TSA officials said Rogers played no role in the contracting process.
"The decision to award the contract to Reveal was based on the source selection team's conclusion that it offered the best value to the government," TSA spokeswoman Yolanda Clark said.
Rogers said he is working in the interests of the nation and his district. He dismissed any suggestion that campaign money could sway his policymaking.
"It's demeaning," the 13-term congressman said in a recent interview. "Anybody that knows me and knows my record knows that I will go after whoever it is standing in the way of doing the right thing. I'm going to do what I think is best for the country, regardless."
A magnet for money
After 25 years in Washington, Rogers, 67, is an old-school politician who looks out for his constituents and remains intently focused on reaching the pinnacle of power on Capitol Hill.

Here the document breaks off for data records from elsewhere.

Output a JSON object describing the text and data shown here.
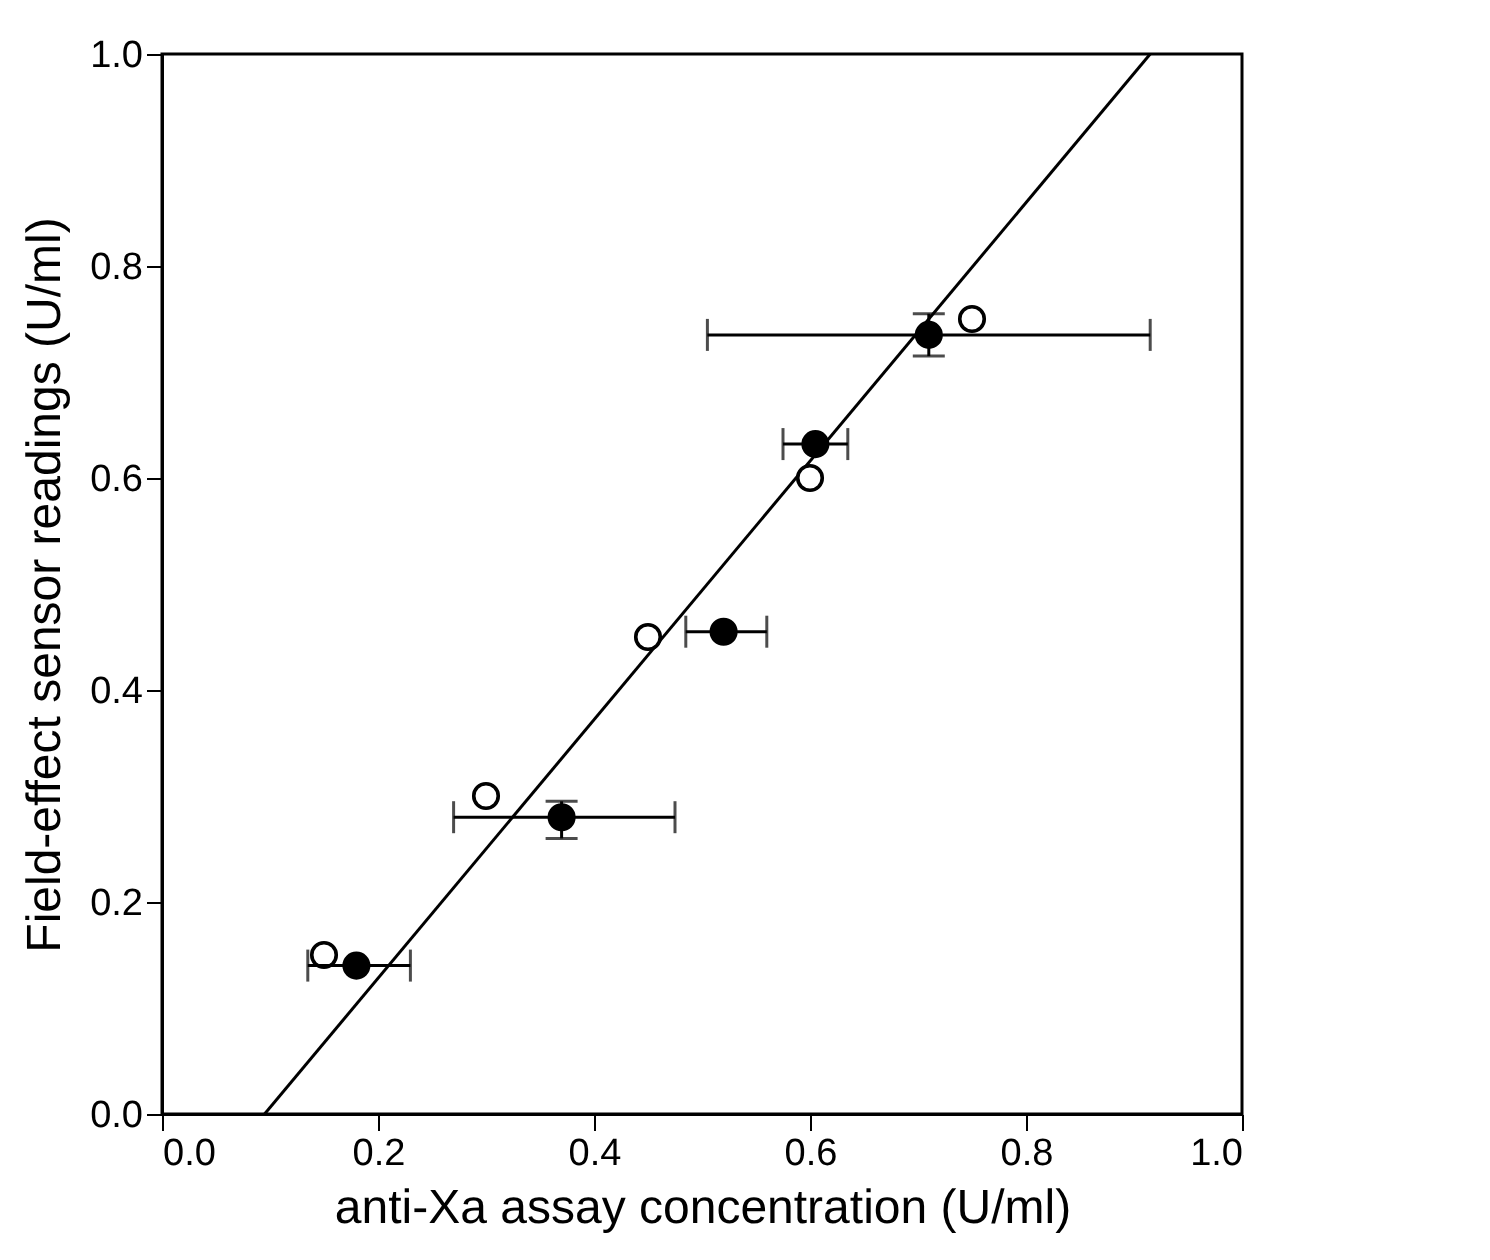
{
  "chart_data": {
    "type": "scatter",
    "xlabel": "anti-Xa assay concentration (U/ml)",
    "ylabel": "Field-effect sensor readings (U/ml)",
    "xlim": [
      0.0,
      1.0
    ],
    "ylim": [
      0.0,
      1.0
    ],
    "xticks": [
      {
        "value": 0,
        "label": "0.0"
      },
      0.2,
      0.4,
      0.6,
      0.8,
      {
        "value": 1,
        "label": "1.0"
      }
    ],
    "yticks": [
      {
        "value": 0,
        "label": "0.0"
      },
      0.2,
      0.4,
      0.6,
      0.8,
      {
        "value": 1,
        "label": "1.0"
      }
    ],
    "grid": false,
    "marker": "circle",
    "series": [
      {
        "type": "line",
        "color": "#000000",
        "x": [
          0.095,
          0.915
        ],
        "values": [
          0.0,
          1.0
        ],
        "line_style": "solid",
        "marker": "none"
      },
      {
        "color": "#ffffff",
        "x": [
          0.15,
          0.3,
          0.45,
          0.6,
          0.75
        ],
        "values": [
          0.15,
          0.3,
          0.45,
          0.6,
          0.75
        ]
      },
      {
        "color": "#000000",
        "x": [
          0.18,
          0.37,
          0.52,
          0.605,
          0.71
        ],
        "values": [
          0.14,
          0.28,
          0.455,
          0.632,
          0.735
        ],
        "errors": [
          null,
          [
            0.26,
            0.295
          ],
          null,
          null,
          [
            0.715,
            0.755
          ]
        ],
        "xerrors": [
          [
            0.135,
            0.23
          ],
          [
            0.27,
            0.475
          ],
          [
            0.485,
            0.56
          ],
          [
            0.575,
            0.635
          ],
          [
            0.505,
            0.915
          ]
        ]
      }
    ]
  }
}
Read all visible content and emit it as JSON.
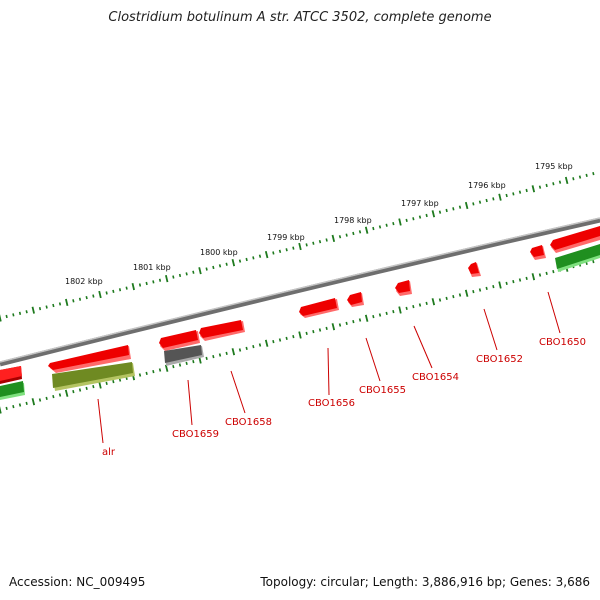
{
  "title": "Clostridium botulinum A str. ATCC 3502, complete genome",
  "accession": "Accession: NC_009495",
  "genome_info": "Topology: circular; Length: 3,886,916 bp; Genes: 3,686",
  "colors": {
    "forward_gene": "#e00000",
    "reverse_gene": "#2f9e2f",
    "rrna_gene": "#7f9a2a",
    "pseudo_gene": "#606060",
    "backbone": "#888888",
    "tick": "#1e7a1e",
    "label": "#cc0000"
  },
  "ruler": {
    "labels": [
      "1802 kbp",
      "1801 kbp",
      "1800 kbp",
      "1799 kbp",
      "1798 kbp",
      "1797 kbp",
      "1796 kbp",
      "1795 kbp"
    ]
  },
  "gene_labels": {
    "alr": "alr",
    "cbo1659": "CBO1659",
    "cbo1658": "CBO1658",
    "cbo1656": "CBO1656",
    "cbo1655": "CBO1655",
    "cbo1654": "CBO1654",
    "cbo1652": "CBO1652",
    "cbo1650": "CBO1650"
  }
}
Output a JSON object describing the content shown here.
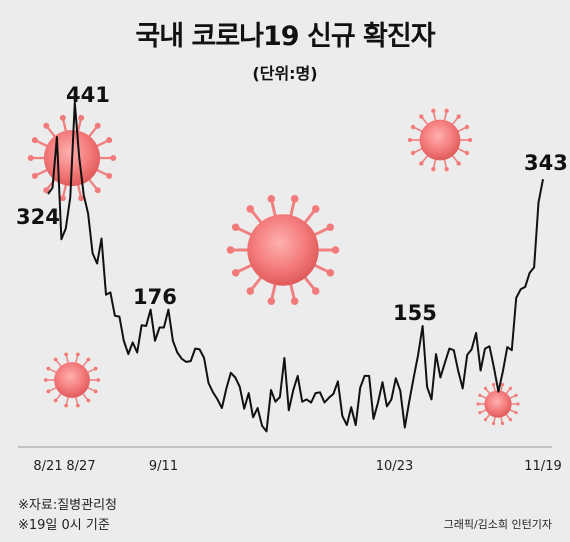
{
  "title": "국내 코로나19 신규 확진자",
  "subtitle": "(단위:명)",
  "notes": [
    "※자료:질병관리청",
    "※19일 0시 기준"
  ],
  "credit": "그래픽/김소희 인턴기자",
  "colors": {
    "background": "#ececec",
    "line": "#111111",
    "axis": "#9a9a9a",
    "virus": "#f07878"
  },
  "chart_data": {
    "type": "line",
    "x_start": "2020-08-21",
    "x_end": "2020-11-19",
    "ylim": [
      0,
      470
    ],
    "x_ticks": [
      {
        "date": "2020-08-21",
        "label": "8/21"
      },
      {
        "date": "2020-08-27",
        "label": "8/27"
      },
      {
        "date": "2020-09-11",
        "label": "9/11"
      },
      {
        "date": "2020-10-23",
        "label": "10/23"
      },
      {
        "date": "2020-11-19",
        "label": "11/19"
      }
    ],
    "series": [
      {
        "values": [
          324,
          332,
          397,
          266,
          280,
          320,
          441,
          371,
          323,
          299,
          248,
          235,
          267,
          195,
          198,
          168,
          167,
          136,
          119,
          134,
          121,
          156,
          155,
          176,
          136,
          153,
          153,
          176,
          136,
          121,
          113,
          109,
          110,
          126,
          125,
          114,
          82,
          70,
          61,
          50,
          75,
          95,
          89,
          77,
          49,
          69,
          38,
          50,
          27,
          20,
          73,
          58,
          64,
          114,
          47,
          73,
          91,
          58,
          61,
          57,
          69,
          70,
          57,
          63,
          68,
          84,
          40,
          28,
          51,
          28,
          76,
          91,
          91,
          36,
          57,
          83,
          52,
          61,
          88,
          72,
          25,
          58,
          89,
          118,
          155,
          77,
          61,
          119,
          89,
          108,
          126,
          124,
          97,
          75,
          118,
          125,
          146,
          98,
          126,
          129,
          102,
          71,
          97,
          128,
          124,
          191,
          202,
          205,
          223,
          230,
          313,
          343
        ]
      }
    ],
    "annotations": [
      {
        "label": "324",
        "value": 324
      },
      {
        "label": "441",
        "value": 441
      },
      {
        "label": "176",
        "value": 176
      },
      {
        "label": "155",
        "value": 155
      },
      {
        "label": "343",
        "value": 343
      }
    ]
  }
}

In 2001, Rogers became chairman of the House Appropriations subcommittee on transportation, a post that would give him an important role in directing aviation-security projects after the terrorist attacks. Two years later, he climbed even higher, becoming the first chairman of the Appropriations homeland security subcommittee.
That put Rogers at the center of the largest restructuring of the federal government in a half-century. His subcommittee holds the purse strings for billions of dollars in homeland security spending, giving him tremendous influence over the 22 agencies that make up the Department of Homeland Security. He can deny them appropriations if they refuse to follow his direction. He can hold public hearings and order investigations to examine how the department spends its money.
"He had our attention," former homeland security secretary Tom Ridge said in a recent interview.
Like other powerful members of Congress, Rogers has become a magnet for political contributions.
Three years ago, Rogers made it clear that he wanted to become chairman of the entire House Appropriations Committee, one of the most powerful jobs in Congress. Rogers formed Help America's Leaders Political Action Committee, better known as HALPAC. The PAC contributed to the campaigns of Republicans in tight races -- whose support Rogers hoped to draw upon in his quest to become Appropriations chairman. As of October, HALPAC had collected more than $1.8 million and had cash on hand of $545,236.